Assessment in a Technology and Design classroom, at Wood Middle School

“I just love the jist of building stuff, and the think, make, and improve process where you have to brainstorm, build, think, and re-design. And it was just satisfying, looking at what I built.”
-Student, Wood Middle School

Sixth grade students in Ngà Nguyêñ’s Technology and Design class are supported with multiple assessment structures that promote reflection and agency. At the core of the class are engaging hands-on projects, like the assignment to build a rocket—in two weeks—that flies over 50 feet. These projects build in other content area skills, too, particularly math. “Everything we do is just a trick to get them to learn how to measure,” says Ngà. To successfully make a rocket students had to go through an iterative process of drafting, building, testing, re-design, and another round of testing. But it’s the additional assessment structures that Ngà has been experimenting with these days that are pushing his practice.
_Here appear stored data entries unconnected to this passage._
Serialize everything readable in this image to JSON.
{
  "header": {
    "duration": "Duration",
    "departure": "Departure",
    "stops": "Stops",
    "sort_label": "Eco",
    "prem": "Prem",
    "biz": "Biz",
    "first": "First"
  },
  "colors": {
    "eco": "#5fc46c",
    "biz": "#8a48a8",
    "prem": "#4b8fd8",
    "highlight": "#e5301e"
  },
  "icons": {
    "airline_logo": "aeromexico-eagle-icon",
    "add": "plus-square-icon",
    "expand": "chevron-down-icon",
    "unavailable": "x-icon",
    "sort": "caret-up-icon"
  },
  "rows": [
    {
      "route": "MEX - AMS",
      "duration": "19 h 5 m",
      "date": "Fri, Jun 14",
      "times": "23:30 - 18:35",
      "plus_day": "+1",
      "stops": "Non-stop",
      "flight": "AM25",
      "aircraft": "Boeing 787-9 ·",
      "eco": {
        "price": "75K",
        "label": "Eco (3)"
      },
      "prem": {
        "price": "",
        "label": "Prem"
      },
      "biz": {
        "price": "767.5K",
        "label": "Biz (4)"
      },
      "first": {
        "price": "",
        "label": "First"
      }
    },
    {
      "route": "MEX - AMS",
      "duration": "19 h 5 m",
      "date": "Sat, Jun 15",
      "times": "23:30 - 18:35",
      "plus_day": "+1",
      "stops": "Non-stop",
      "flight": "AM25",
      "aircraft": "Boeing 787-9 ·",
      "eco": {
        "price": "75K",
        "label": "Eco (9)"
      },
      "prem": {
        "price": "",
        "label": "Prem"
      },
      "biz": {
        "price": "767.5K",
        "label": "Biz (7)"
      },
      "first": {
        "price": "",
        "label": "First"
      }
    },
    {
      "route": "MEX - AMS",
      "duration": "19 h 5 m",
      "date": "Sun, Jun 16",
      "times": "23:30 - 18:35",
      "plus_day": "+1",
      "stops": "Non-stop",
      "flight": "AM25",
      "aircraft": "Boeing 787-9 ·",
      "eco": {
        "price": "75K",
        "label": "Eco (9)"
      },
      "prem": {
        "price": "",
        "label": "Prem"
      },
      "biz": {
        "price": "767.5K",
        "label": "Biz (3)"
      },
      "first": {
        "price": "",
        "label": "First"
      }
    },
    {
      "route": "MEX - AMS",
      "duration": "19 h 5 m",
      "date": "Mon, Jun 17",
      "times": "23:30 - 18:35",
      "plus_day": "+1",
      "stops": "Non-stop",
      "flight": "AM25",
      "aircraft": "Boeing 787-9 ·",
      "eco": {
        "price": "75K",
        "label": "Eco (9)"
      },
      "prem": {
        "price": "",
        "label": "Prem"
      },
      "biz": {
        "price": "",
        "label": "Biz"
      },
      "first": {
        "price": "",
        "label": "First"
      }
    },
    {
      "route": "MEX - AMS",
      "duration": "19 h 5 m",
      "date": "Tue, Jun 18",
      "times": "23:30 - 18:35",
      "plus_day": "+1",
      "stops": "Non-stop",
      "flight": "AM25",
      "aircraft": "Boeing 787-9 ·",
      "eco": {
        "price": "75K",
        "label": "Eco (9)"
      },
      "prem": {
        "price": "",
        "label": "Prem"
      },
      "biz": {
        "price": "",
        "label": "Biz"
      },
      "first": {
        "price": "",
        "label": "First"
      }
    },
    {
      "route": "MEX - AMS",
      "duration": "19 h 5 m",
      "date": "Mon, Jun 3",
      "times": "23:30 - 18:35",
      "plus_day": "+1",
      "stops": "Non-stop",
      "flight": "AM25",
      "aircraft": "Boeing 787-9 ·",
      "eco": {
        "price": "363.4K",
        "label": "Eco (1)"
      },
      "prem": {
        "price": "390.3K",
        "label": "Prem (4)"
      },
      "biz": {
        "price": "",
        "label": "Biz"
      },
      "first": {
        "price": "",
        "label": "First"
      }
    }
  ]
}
Ngà has collaborated with an on-site colleague and arts integration coach, Lindsey Shepard, to develop a student-centered reflection. At the end of the rocket project mentioned above, students create an artist statement, or “Designer Statement,” in which they choose a Studio Habit of Mind as a lens to reflect on their process. The Studio Habits of Mind is part of a framework developed by the research institute, Project Zero, at the Harvard Graduate School of Education. Similar to the Agency by Design research project, the Studio Think Framework was developing in collaboration with Bay Area educators, and outlines eight habits visibly evident in the art studio. Wood Middle School has introduced these habits school wide, using them as a tool to invest in arts integration across content areas. In Ngà’s class, the designer statements over time turn into portfolios, an authentic assessment tool used by real world professionals.  

“Engage and Persist is one of our Studio Habits of Mind. You just have to persist on what you’re doing. You’re always gonna fail, that’s just the path to success. Failure is not bad. You have to learn from your mistakes and not avoid them.”
-Student, Wood Middle School

Ngà also joined the Agency by Design Oakland fellowship in 2016, which further pushed his thinking around assessment for maker-centered learning in his classroom. In particular, Ngà was interested in having the students develop more agency in the assessment process, and wanted to create a daily structure that would support students’ work. Ultimately he developed a system of goal setting and reflection, where students would reflect on their own learning process and goals, hopefully making kids accountable to themselves. Specifically he hoped to pass on to students a disposition of always wanted to get better, always looking for something to improve on. He says, “[It’s about] always looking for that motion to move forward. Perfection never happens.” -Tinkering and Making Facilitator Ngà Nguyêñ

The routine goes like this: when students enter the class they pull out a worksheet and quickly begin looking a small white board near the door, where Ngà has listed the class agenda for the day. On their worksheet students respond to the questions, “What’s the day’s agenda? and What’s your goal?” Then, at the end of the class period, students spend time following up on the agenda and goal, responding to the questions, “What did you learn? What do you wonder about what you made today? How did the day go?” This process is reviewed at the end of each week with a 1-5 rating and a longer reflection. Ngà’s system and questions appear simple, but he believes that by making it a routine it will become a habit for his learners to be in control of their own learning.

Wood Middle School enrolls 6th, 7th, and 8th graders and is part of the Alameda Unified School District in Alameda, California.